Nyaggin'

Envisioning Future Forms of Artificial Intelligence Through the Lens of Knowledge Development

In large-scale deep learning, the emergence of scaling laws constrains the feasible scale of models in practical applications:

For a given AI task, the optimal loss L(N) achievable by a deep learning model of scale N is proportional to aN^(-α) + b. Here, α is an empirical slope, typically between 0.05 and 0.1, and b is the asymptotic lower bound of the loss, potentially related to the task type or the intrinsic entropy of the data.

This implies that as the model scale increases, the amount of scaling needed to achieve the same level of performance improvement grows exponentially. Therefore, in a reality with limited computational resources, it becomes impractical to rely on model scaling alone once a certain size is reached.

I believe this law arises from intrinsic limitations of deep learning itself:

  • Knowledge is represented as continuous tensors, lacking discrete compositionality;
  • Information flows only in one forward direction, lacking feedback and reconstruction;
  • Learning is driven by averaged error, lacking cognitive motivation;
  • There is no mechanism for "hypothesis generation and verification," and no ability for active construction.

In short, deep learning is extremely inefficient at extracting knowledge from existing data.

To quantify this inefficiency, consider the following idealized analysis:

Suppose we have a superintelligent system. For any given set of knowledge, it can derive a new piece of knowledge by reasoning over every subset. Then, for an input set of size N, the system could potentially generate 2^N new knowledge items—an exponential capacity.
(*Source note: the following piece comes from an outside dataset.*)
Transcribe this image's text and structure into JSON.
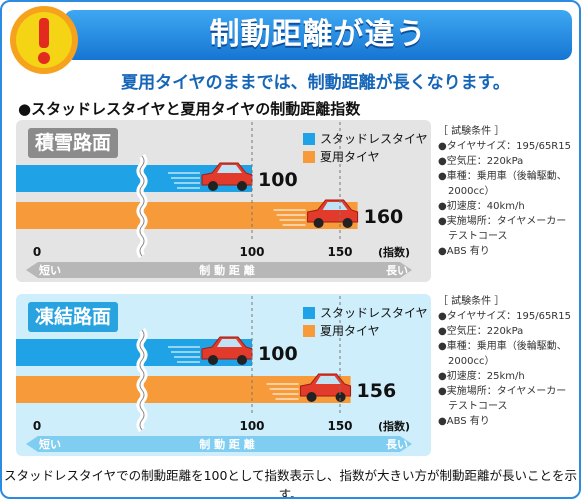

Of course, a finite set of knowledge contains finite information. There is no reason to believe that this superintelligence can continue snowballing its way to infinite knowledge. We can regard the total amount of information derivable from an initial knowledge set as an upper bound—significantly greater than the literal information content of the original set. In the early stages of inference, newly derived knowledge may cause the total information to grow exponentially, but as this amount approaches the theoretical upper bound, further derivations yield diminishing returns—eventually contributing no new information. This is somewhat analogous to renormalization in physics: a simple theory might predict infinite energy near some limit, but in reality, unknown effects must intervene near that limit to keep the energy finite and meaningful.
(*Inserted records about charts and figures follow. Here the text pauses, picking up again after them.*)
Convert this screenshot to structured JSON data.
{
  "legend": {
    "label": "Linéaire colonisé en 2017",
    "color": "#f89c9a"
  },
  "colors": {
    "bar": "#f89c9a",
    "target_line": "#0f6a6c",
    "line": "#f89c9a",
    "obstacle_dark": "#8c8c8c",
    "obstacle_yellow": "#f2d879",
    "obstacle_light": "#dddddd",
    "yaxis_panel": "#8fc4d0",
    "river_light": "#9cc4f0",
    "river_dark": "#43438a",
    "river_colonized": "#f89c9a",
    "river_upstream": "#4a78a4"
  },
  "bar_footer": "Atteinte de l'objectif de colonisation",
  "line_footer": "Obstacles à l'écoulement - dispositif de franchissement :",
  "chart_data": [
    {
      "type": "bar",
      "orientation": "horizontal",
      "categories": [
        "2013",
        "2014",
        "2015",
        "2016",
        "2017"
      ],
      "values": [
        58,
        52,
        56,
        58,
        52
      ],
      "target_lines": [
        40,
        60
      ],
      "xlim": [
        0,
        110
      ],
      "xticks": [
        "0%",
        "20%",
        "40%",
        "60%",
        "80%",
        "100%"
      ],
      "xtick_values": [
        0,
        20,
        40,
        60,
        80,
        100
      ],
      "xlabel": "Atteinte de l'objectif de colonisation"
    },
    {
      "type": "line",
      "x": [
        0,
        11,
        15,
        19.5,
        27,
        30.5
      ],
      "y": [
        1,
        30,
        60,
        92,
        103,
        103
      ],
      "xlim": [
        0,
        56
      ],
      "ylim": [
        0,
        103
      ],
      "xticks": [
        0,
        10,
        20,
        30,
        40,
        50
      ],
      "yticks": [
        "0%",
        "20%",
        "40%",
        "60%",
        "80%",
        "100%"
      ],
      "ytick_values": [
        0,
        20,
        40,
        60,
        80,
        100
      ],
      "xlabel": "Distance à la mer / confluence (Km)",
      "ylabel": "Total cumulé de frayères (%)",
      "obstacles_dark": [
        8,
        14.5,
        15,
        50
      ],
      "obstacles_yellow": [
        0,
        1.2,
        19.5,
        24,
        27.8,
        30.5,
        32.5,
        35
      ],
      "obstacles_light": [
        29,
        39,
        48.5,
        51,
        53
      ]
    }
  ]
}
Now consider the human brain. Constrained by its limited memory capacity, humans can only reason over two or three pieces of knowledge at once. Thus, the rate at which the human brain derives new knowledge from existing knowledge sets can be modeled as C(N, t), where t is a small positive number (approximately in the range [1, 4]), yielding a polynomial rate N^t.

Deep learning, as we already know from the scaling law, operates at a logarithmic rate in knowledge development.

The above is an imprecise but illustrative way to express the following insight: Compared to deep learning's statistical pattern recognition, the human brain possesses the capacity to deliberately derive new knowledge from existing knowledge. However, even the human brain falls short of the ideal exponential development capacity of the imagined superintelligence.

Based on this, I propose that a future AI paradigm, one more powerful than deep learning, should exhibit the following characteristics:

  • A discrete base of abstract knowledge;
  • The ability to "attempt understanding" of input datasets, converting them into knowledge and incorporating them into the base;
  • The capacity for internal reasoning over existing knowledge to discover new insights;
  • A heuristic-driven intermediary that selects valuable combinations of knowledge during each internal reasoning step—something I refer to as the “subconscious.”